Ten years later we have to ask whether those promised objectives were achieved, who benefited, and who was actually hurt by the reform.

Coverage grew, and initially, so did emergency room visits, and the uncompensated care pool was renamed, not repealed. Individuals and consumers receiving taxpayer assistance certainly benefited. But not so consumers working for and receiving coverage through small businesses.

Jon Hurst (Courtesy)
Jon Hurst (Courtesy)

Some providers benefited. But today many are concerned that the overall size of the health care pie has grown faster than the rest of the economy. Provider disparities in pricing and utilization are important topics. Drug prices, including generics, are up sharply now that consumers are mandated to buy that coverage.

Yet equally disturbing as the size of the pie is how that pie is cut and distributed.

The reform made Massachusetts the only state in the country to force individuals and small businesses into the same risk pool. Discriminatory and preemptive requirements of the Affordable Care Act magnified that mistake, forcing employees of small firms to unfairly cross-subsidize individuals, while holding nearly harmless those working for large, experience rated or self-insured firms. Over the last 10 years, the average annual premium increase for our members has been 12 percent. Compare that to the Group Insurance Commission average of 4.5 percent; the Connector’s subsidized plans average of 1.76 percent; the state cost benchmark of 3.6 percent; and the average inflation rate of 1.97 percent.

Risk pools, unfair cross-subsidies, consumer choices and tools have a lot to do with those wide disparities. And adding to small business premiums are new state mandates and assessments that are not equally applied and often avoidable by the 56 percent of the marketplace that is self-insured. Since 2006, 21 new state mandates or state assessments have been added in the state. Nine state mandates are not covered at all by over 90 percent of self-insured companies in Massachusetts. Small businesses that are not self-insured must cover these mandated benefits, which increase premiums.

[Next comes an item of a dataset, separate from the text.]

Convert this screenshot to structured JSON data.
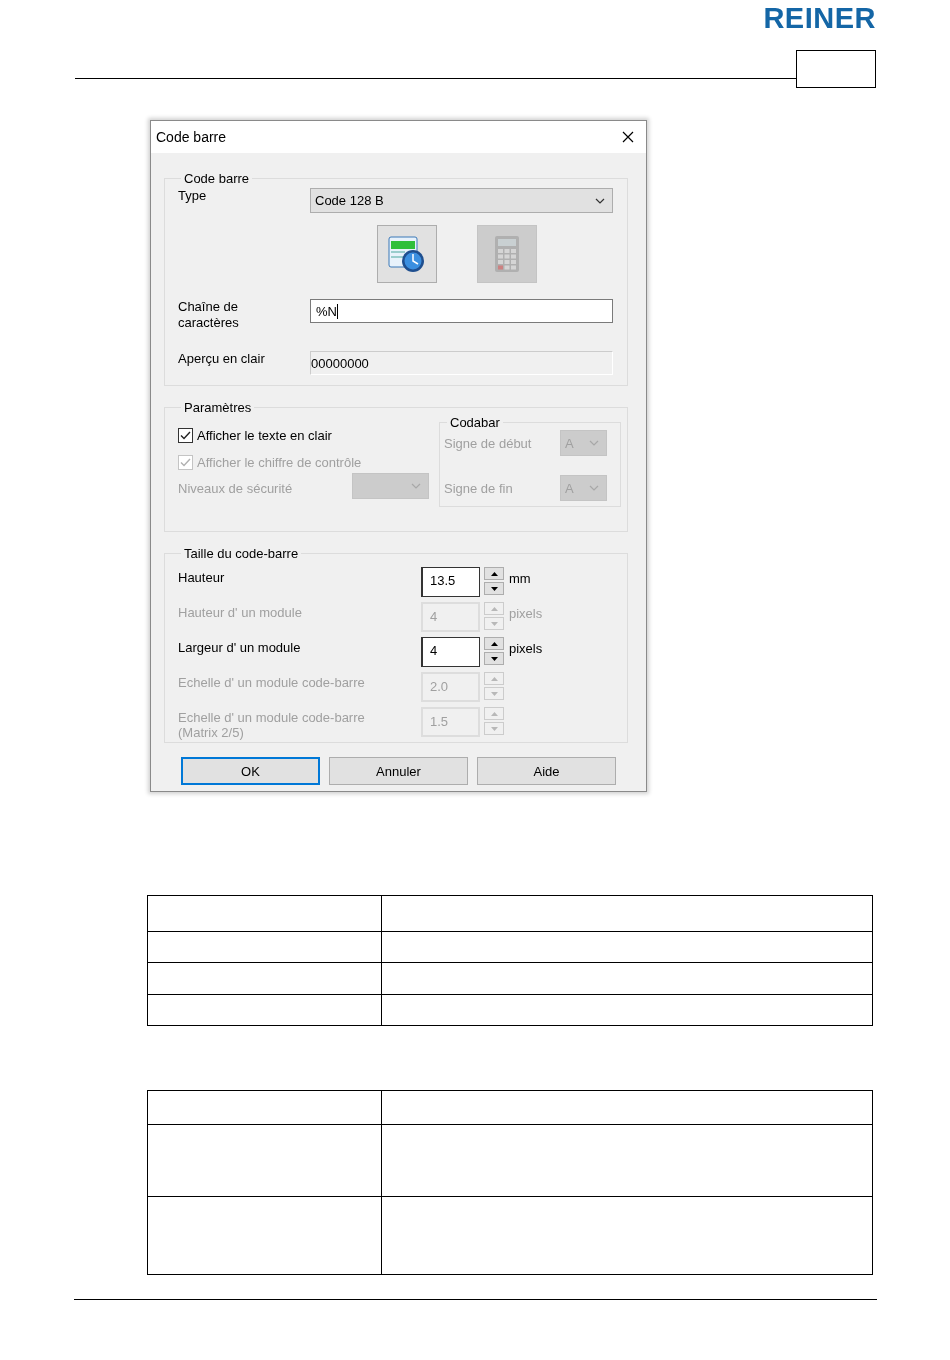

Innovative consumer and economic tools such as limited networks, state small business cooperatives and premium incentives for job growth have all been set back due to bad policy coming out of Washington under the ACA -- truly ironic since we were the model for the law. The Connector is primarily a marketplace for taxpayer-subsidized plans, not for small businesses. And consumers still don’t have the transparency tools and the financial incentives to swing the market power in their direction and away from the providers.

If we are to continue to mandate insurance coverage, then it’s time for a dialogue about real reforms which will create equal opportunities for all consumers, particularly those which have been hurt the most: small businesses and their employees.